Un budget quantitatif pour une croissance qualitative ?

Affaires économiques

Avis de la Chambre de Commerce

de gauche à droite : Muriel Bouchet, senior economist, Marc Wagener, directeur Affaires économiques, Carlo Thelen, directeur général de la Chambre de Commerce et Christel Chatelain, Attachée Affaires économiques

Copernic attend encore la vraie réforme qui doit porter son nom. Le « package budgétaire » 2017, composé du projet de budget annuel (2017) et du projet de loi de programmation financière pluriannuelle (2016-2020) (PLPFP), n’est en effet pas encore ce budget « nouvelle génération » tant annoncé, comportant une budgétisation par mission avec évaluation de l’efficacité des dépenses au moyen d’indicateurs de performance.

Les scénarios de croissance économique qui sous-tendent la programmation budgétaire interpellent. Le « Zukunftspak » poursuivra sa fonte, les recettes seront indéniablement impactées par la réforme fiscale en cours de procédure législative et les dépenses progresseront à un rythme moindre mais principalement aux dépens des investissements, moins ambitieux à moyen terme qu’annoncés. L’objectif à moyen terme, déjà considéré comme trop faible auparavant par la Chambre de Commerce, a encore été revu à la baisse. De ce fait, le scénario de 1,1 million d’habitants est pleinement endossé. Et si la dette publique est censée se stabiliser, c’est davantage grâce à un PIB élevé qu’à des actions incisives.

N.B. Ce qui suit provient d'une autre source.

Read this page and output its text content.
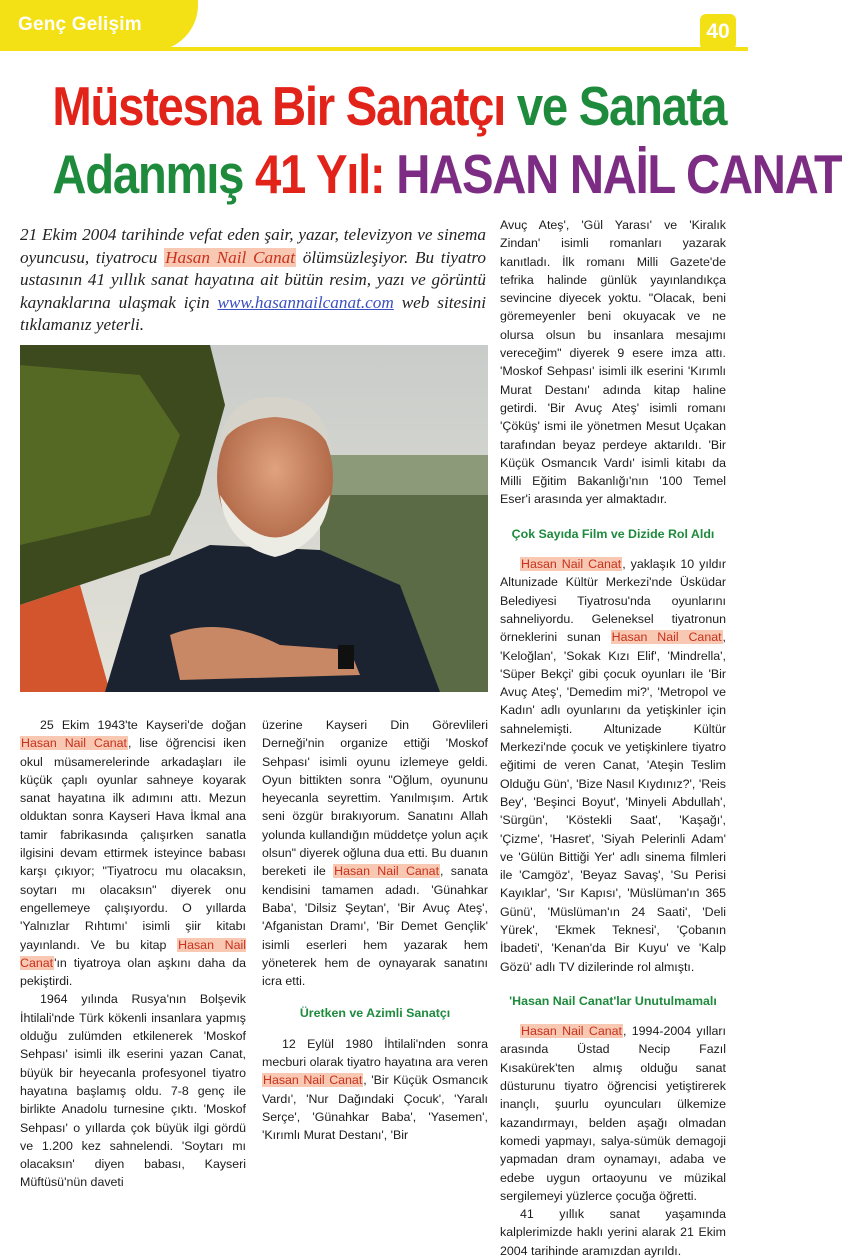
Genç Gelişim	40
Müstesna Bir Sanatçı ve Sanata
Adanmış 41 Yıl: HASAN NAİL CANAT
21 Ekim 2004 tarihinde vefat eden şair, yazar, televizyon ve sinema oyuncusu, tiyatrocu Hasan Nail Canat ölümsüzleşiyor. Bu tiyatro ustasının 41 yıllık sanat hayatına ait bütün resim, yazı ve görüntü kaynaklarına ulaşmak için www.hasannailcanat.com web sitesini tıklamanız yeterli.

25 Ekim 1943'te Kayseri'de doğan Hasan Nail Canat, lise öğrencisi iken okul müsamerelerinde arkadaşları ile küçük çaplı oyunlar sahneye koyarak sanat hayatına ilk adımını attı. Mezun olduktan sonra Kayseri Hava İkmal ana tamir fabrikasında çalışırken sanatla ilgisini devam ettirmek isteyince babası karşı çıkıyor; "Tiyatrocu mu olacaksın, soytarı mı olacaksın" diyerek onu engellemeye çalışıyordu. O yıllarda 'Yalnızlar Rıhtımı' isimli şiir kitabı yayınlandı. Ve bu kitap Hasan Nail Canat'ın tiyatroya olan aşkını daha da pekiştirdi.

1964 yılında Rusya'nın Bolşevik İhtilali'nde Türk kökenli insanlara yapmış olduğu zulümden etkilenerek 'Moskof Sehpası' isimli ilk eserini yazan Canat, büyük bir heyecanla profesyonel tiyatro hayatına başlamış oldu. 7-8 genç ile birlikte Anadolu turnesine çıktı. 'Moskof Sehpası' o yıllarda çok büyük ilgi gördü ve 1.200 kez sahnelendi. 'Soytarı mı olacaksın' diyen babası, Kayseri Müftüsü'nün daveti

üzerine Kayseri Din Görevlileri Derneği'nin organize ettiği 'Moskof Sehpası' isimli oyunu izlemeye geldi. Oyun bittikten sonra "Oğlum, oyununu heyecanla seyrettim. Yanılmışım. Artık seni özgür bırakıyorum. Sanatını Allah yolunda kullandığın müddetçe yolun açık olsun" diyerek oğluna dua etti. Bu duanın bereketi ile Hasan Nail Canat, sanata kendisini tamamen adadı. 'Günahkar Baba', 'Dilsiz Şeytan', 'Bir Avuç Ateş', 'Afganistan Dramı', 'Bir Demet Gençlik' isimli eserleri hem yazarak hem yöneterek hem de oynayarak sanatını icra etti.

Üretken ve Azimli Sanatçı

12 Eylül 1980 İhtilali'nden sonra mecburi olarak tiyatro hayatına ara veren Hasan Nail Canat, 'Bir Küçük Osmancık Vardı', 'Nur Dağındaki Çocuk', 'Yaralı Serçe', 'Günahkar Baba', 'Yasemen', 'Kırımlı Murat Destanı', 'Bir

Avuç Ateş', 'Gül Yarası' ve 'Kiralık Zindan' isimli romanları yazarak kanıtladı. İlk romanı Milli Gazete'de tefrika halinde günlük yayınlandıkça sevincine diyecek yoktu. "Olacak, beni göremeyenler beni okuyacak ve ne olursa olsun bu insanlara mesajımı vereceğim" diyerek 9 esere imza attı. 'Moskof Sehpası' isimli ilk eserini 'Kırımlı Murat Destanı' adında kitap haline getirdi. 'Bir Avuç Ateş' isimli romanı 'Çöküş' ismi ile yönetmen Mesut Uçakan tarafından beyaz perdeye aktarıldı. 'Bir Küçük Osmancık Vardı' isimli kitabı da Milli Eğitim Bakanlığı'nın '100 Temel Eser'i arasında yer almaktadır.

Çok Sayıda Film ve Dizide Rol Aldı

Hasan Nail Canat, yaklaşık 10 yıldır Altunizade Kültür Merkezi'nde Üsküdar Belediyesi Tiyatrosu'nda oyunlarını sahneliyordu. Geleneksel tiyatronun örneklerini sunan Hasan Nail Canat, 'Keloğlan', 'Sokak Kızı Elif', 'Mindrella', 'Süper Bekçi' gibi çocuk oyunları ile 'Bir Avuç Ateş', 'Demedim mi?', 'Metropol ve Kadın' adlı oyunlarını da yetişkinler için sahnelemişti. Altunizade Kültür Merkezi'nde çocuk ve yetişkinlere tiyatro eğitimi de veren Canat, 'Ateşin Teslim Olduğu Gün', 'Bize Nasıl Kıydınız?', 'Reis Bey', 'Beşinci Boyut', 'Minyeli Abdullah', 'Sürgün', 'Köstekli Saat', 'Kaşağı', 'Çizme', 'Hasret', 'Siyah Pelerinli Adam' ve 'Gülün Bittiği Yer' adlı sinema filmleri ile 'Camgöz', 'Beyaz Savaş', 'Su Perisi Kayıklar', 'Sır Kapısı', 'Müslüman'ın 365 Günü', 'Müslüman'ın 24 Saati', 'Deli Yürek', 'Ekmek Teknesi', 'Çobanın İbadeti', 'Kenan'da Bir Kuyu' ve 'Kalp Gözü' adlı TV dizilerinde rol almıştı.

'Hasan Nail Canat'lar Unutulmamalı

Hasan Nail Canat, 1994-2004 yılları arasında Üstad Necip Fazıl Kısakürek'ten almış olduğu sanat düsturunu tiyatro öğrencisi yetiştirerek inançlı, şuurlu oyuncuları ülkemize kazandırmayı, belden aşağı olmadan komedi yapmayı, salya-sümük demagoji yapmadan dram oynamayı, adaba ve edebe uygun ortaoyunu ve müzikal sergilemeyi yüzlerce çocuğa öğretti.

41 yıllık sanat yaşamında kalplerimizde haklı yerini alarak 21 Ekim 2004 tarihinde aramızdan ayrıldı.
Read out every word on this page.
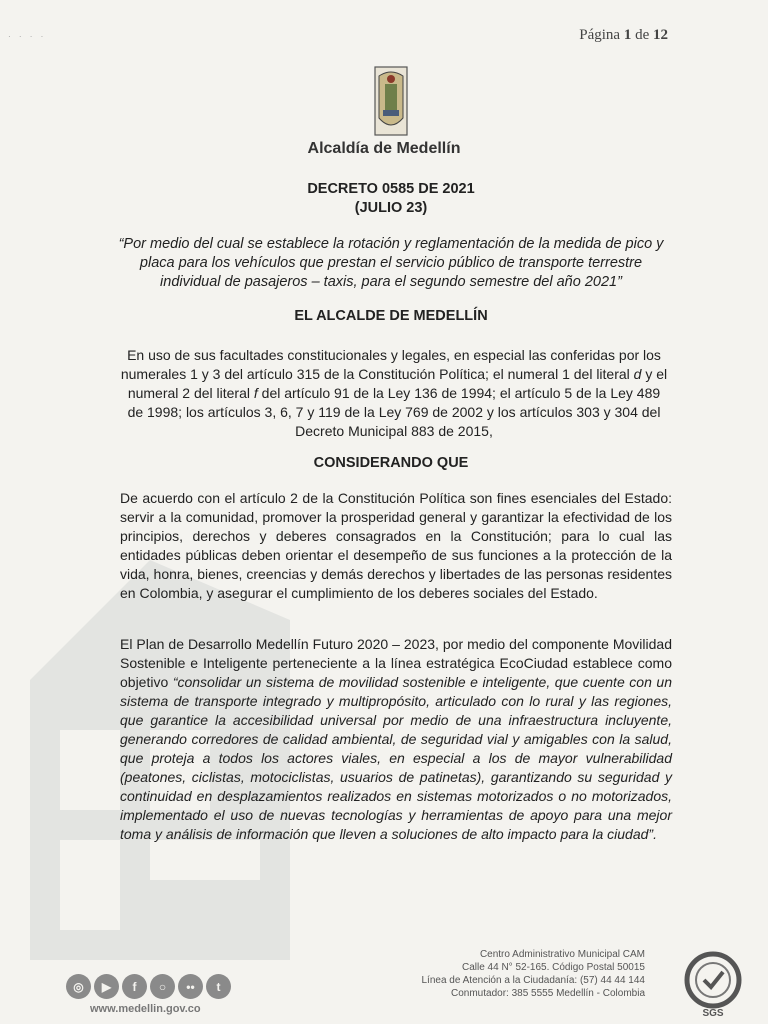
· · · ·	Página 1 de 12
Alcaldía de Medellín
DECRETO 0585 DE 2021
(JULIO 23)
“Por medio del cual se establece la rotación y reglamentación de la medida de pico y placa para los vehículos que prestan el servicio público de transporte terrestre individual de pasajeros – taxis, para el segundo semestre del año 2021”
EL ALCALDE DE MEDELLÍN
En uso de sus facultades constitucionales y legales, en especial las conferidas por los numerales 1 y 3 del artículo 315 de la Constitución Política; el numeral 1 del literal d y el numeral 2 del literal f del artículo 91 de la Ley 136 de 1994; el artículo 5 de la Ley 489 de 1998; los artículos 3, 6, 7 y 119 de la Ley 769 de 2002 y los artículos 303 y 304 del Decreto Municipal 883 de 2015,
CONSIDERANDO QUE
De acuerdo con el artículo 2 de la Constitución Política son fines esenciales del Estado: servir a la comunidad, promover la prosperidad general y garantizar la efectividad de los principios, derechos y deberes consagrados en la Constitución; para lo cual las entidades públicas deben orientar el desempeño de sus funciones a la protección de la vida, honra, bienes, creencias y demás derechos y libertades de las personas residentes en Colombia, y asegurar el cumplimiento de los deberes sociales del Estado.
El Plan de Desarrollo Medellín Futuro 2020 – 2023, por medio del componente Movilidad Sostenible e Inteligente perteneciente a la línea estratégica EcoCiudad establece como objetivo “consolidar un sistema de movilidad sostenible e inteligente, que cuente con un sistema de transporte integrado y multipropósito, articulado con lo rural y las regiones, que garantice la accesibilidad universal por medio de una infraestructura incluyente, generando corredores de calidad ambiental, de seguridad vial y amigables con la salud, que proteja a todos los actores viales, en especial a los de mayor vulnerabilidad (peatones, ciclistas, motociclistas, usuarios de patinetas), garantizando su seguridad y continuidad en desplazamientos realizados en sistemas motorizados o no motorizados, implementado el uso de nuevas tecnologías y herramientas de apoyo para una mejor toma y análisis de información que lleven a soluciones de alto impacto para la ciudad”.
Centro Administrativo Municipal CAM
Calle 44 N° 52-165. Código Postal 50015
Línea de Atención a la Ciudadanía: (57) 44 44 144
Conmutador: 385 5555 Medellín - Colombia
◎	▶	f	○	••	t
www.medellin.gov.co	SGS
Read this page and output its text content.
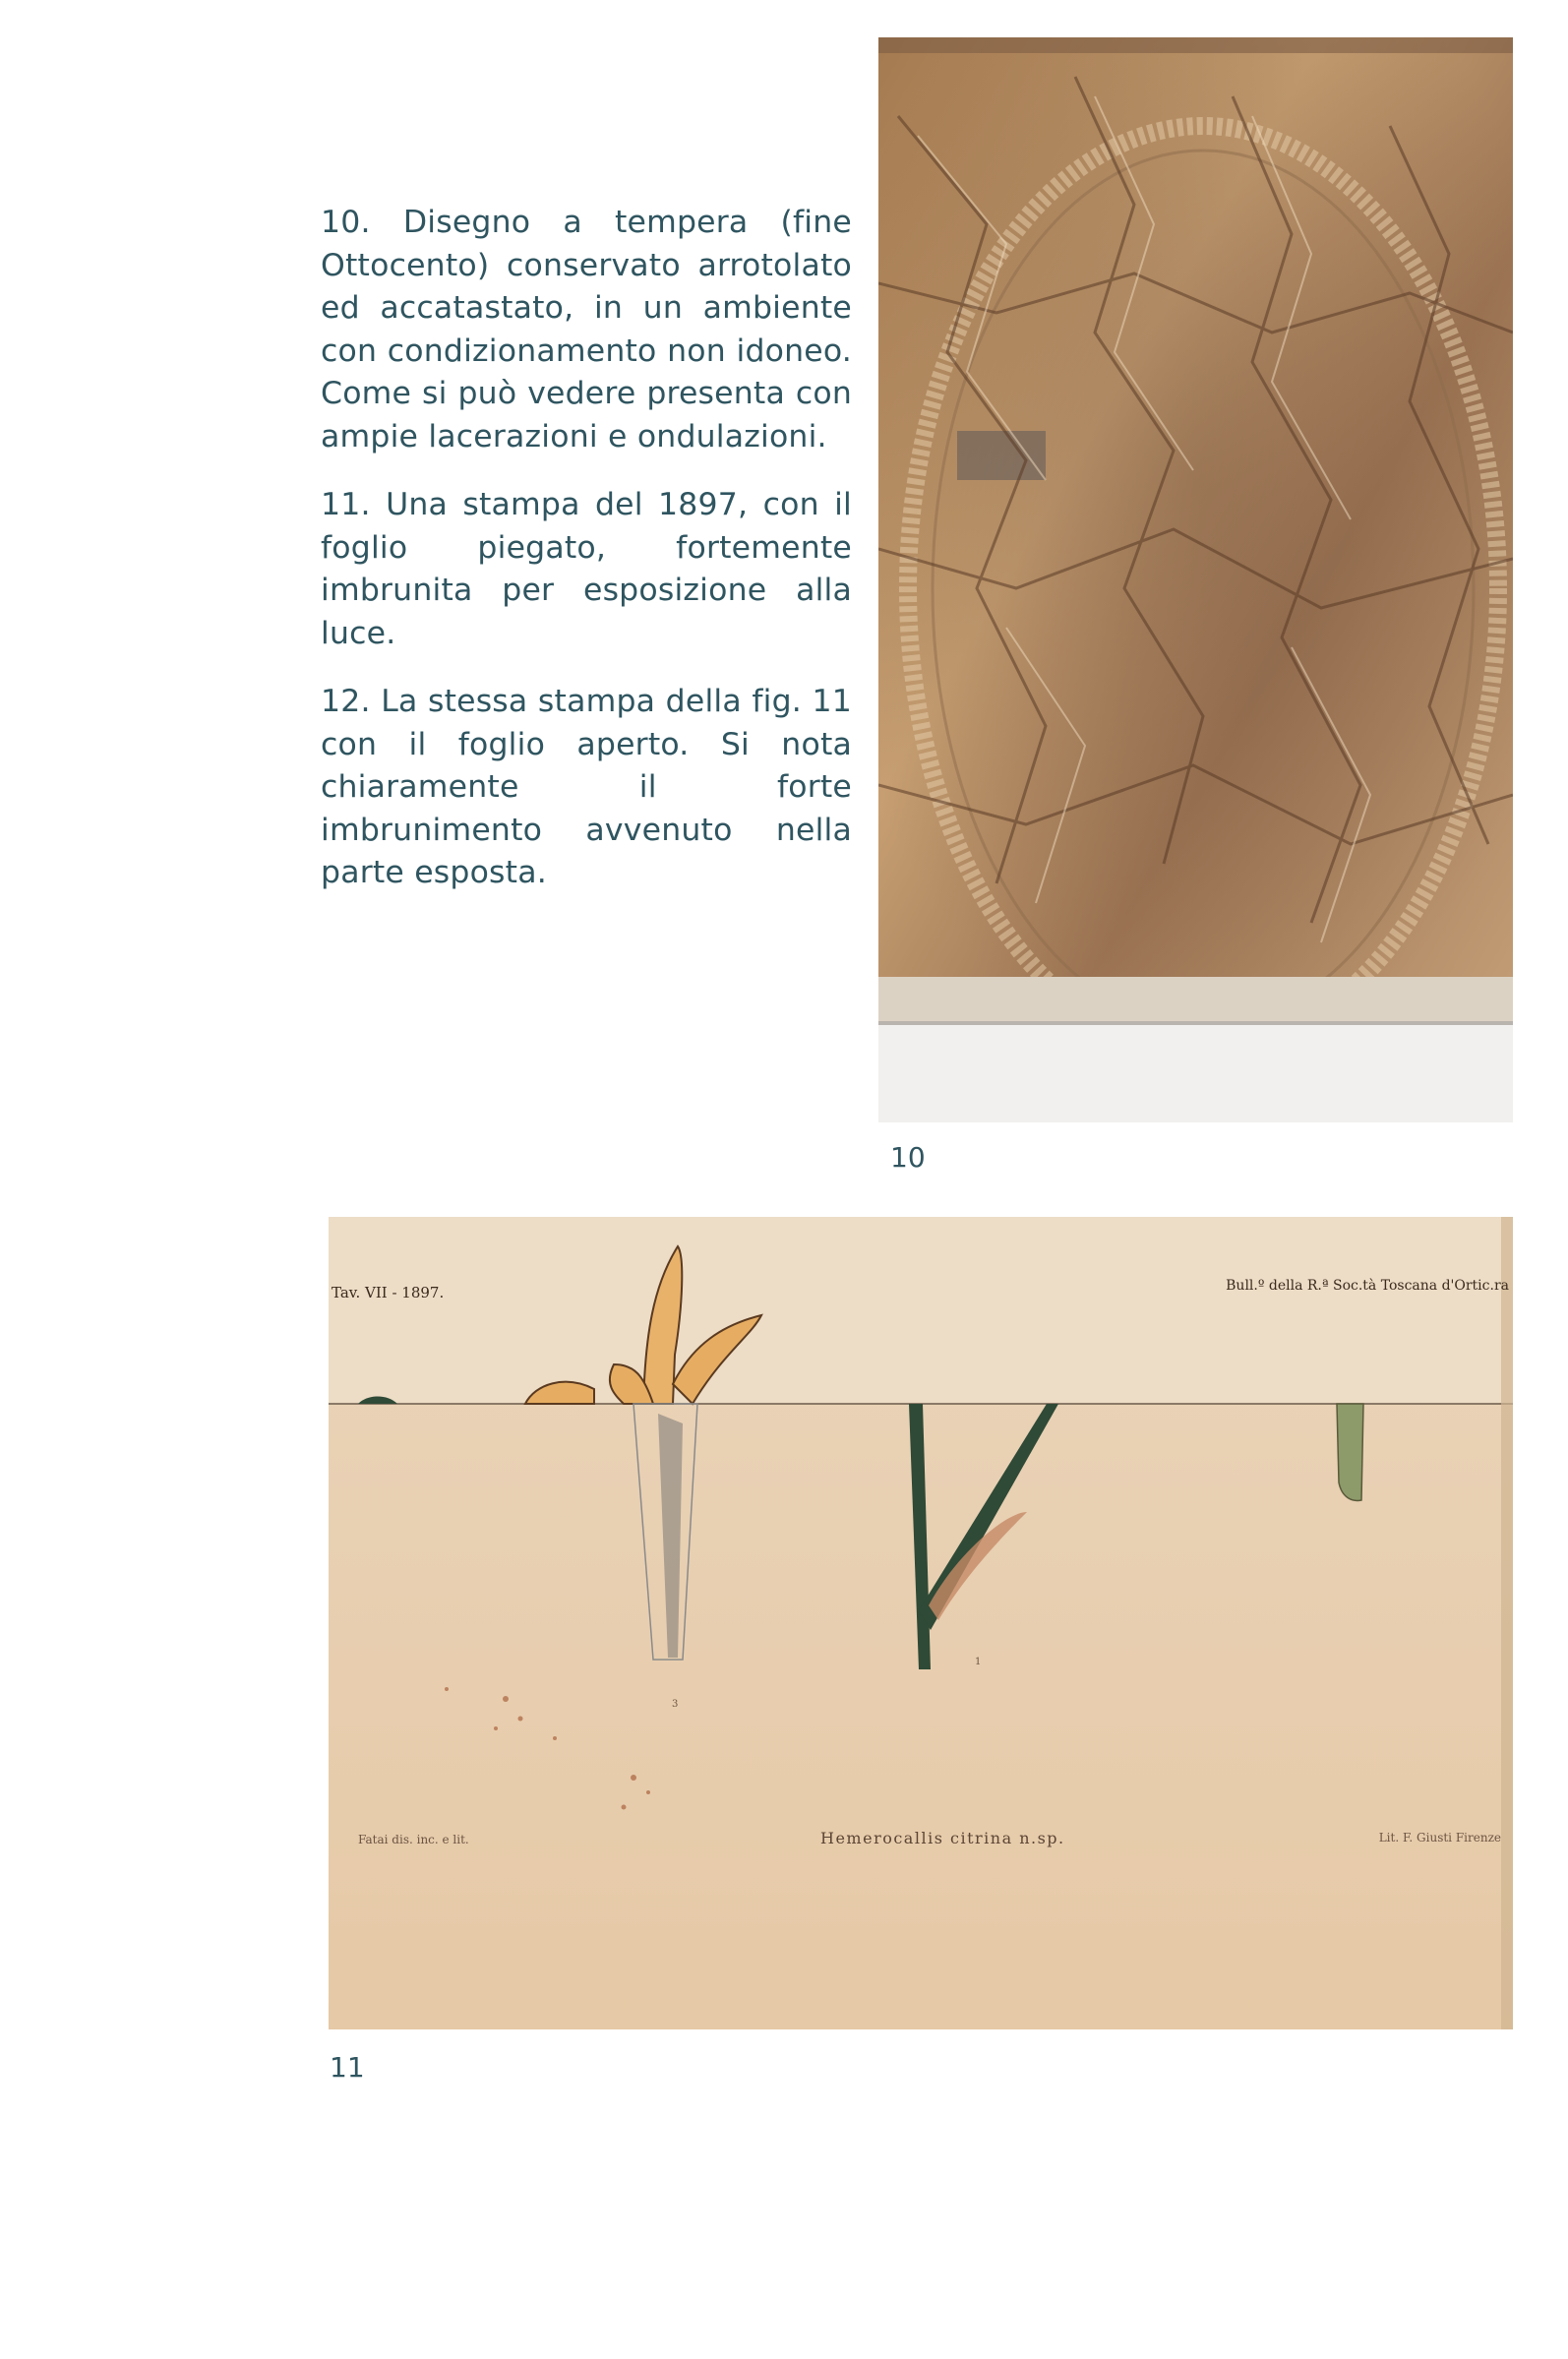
10. Disegno a tempera (fine Ottocento) conservato arrotolato ed accatastato, in un ambiente con condizionamento non idoneo. Come si può vedere presenta con ampie lacerazioni e ondulazioni.

11. Una stampa del 1897, con il foglio piegato, fortemente imbrunita per esposizione alla luce.

12. La stessa stampa della fig. 11 con il foglio aperto. Si nota chiaramente il forte imbrunimento avvenuto nella parte esposta.

10
Tav. VII - 1897.	Bull.º della R.ª Soc.tà Toscana d'Ortic.ra
1
3
Fatai dis. inc. e lit.	Hemerocallis citrina n.sp.	Lit. F. Giusti Firenze
11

Dans son avis, la Chambre de Commerce démontre que si la croissance venait à être plus faible qu’attendue (tout en ne tombant jamais en-dessous de 3%) et si l’impact de la réforme fiscale avait été sous-estimé, une simple stabilisation du ratio d’endettement à la fin de l’horizon 2017-2018 donnerait lieu à un effort requis de près de 670 millions EUR. En outre, le spectre de la non-soutenabilité à long terme plane toujours sur le Luxembourg.

Une croissance économique en sursaut, qui interpelle
Le scénario de croissance volontariste pour les années 2017 et 2018 est un des premiers éléments marquants qui ressort de la lecture des documents budgétaires, le PIB en volume étant censé s’accroître de respectivement 4,6% et 4,9% au cours de ces deux années. Alors qu’elle était encore supposée avant octobre 2016 s’établir à quelque 4,8%, la croissance ne sera en définitive que de 3,5% en 2015, et limitée à 3,1% en 2016. Une telle accélération brusque de la croissance pour les années 2017 et 2018 est de ce fait difficile à comprendre. La Chambre de Commerce n’a en effet pas pu déceler les origines d’un tel sursaut, la réforme fiscale ne pouvant expliquer, à elle seule, cette rupture de tendance, et une hausse des marchés boursiers en 2017 étant trop incertaine.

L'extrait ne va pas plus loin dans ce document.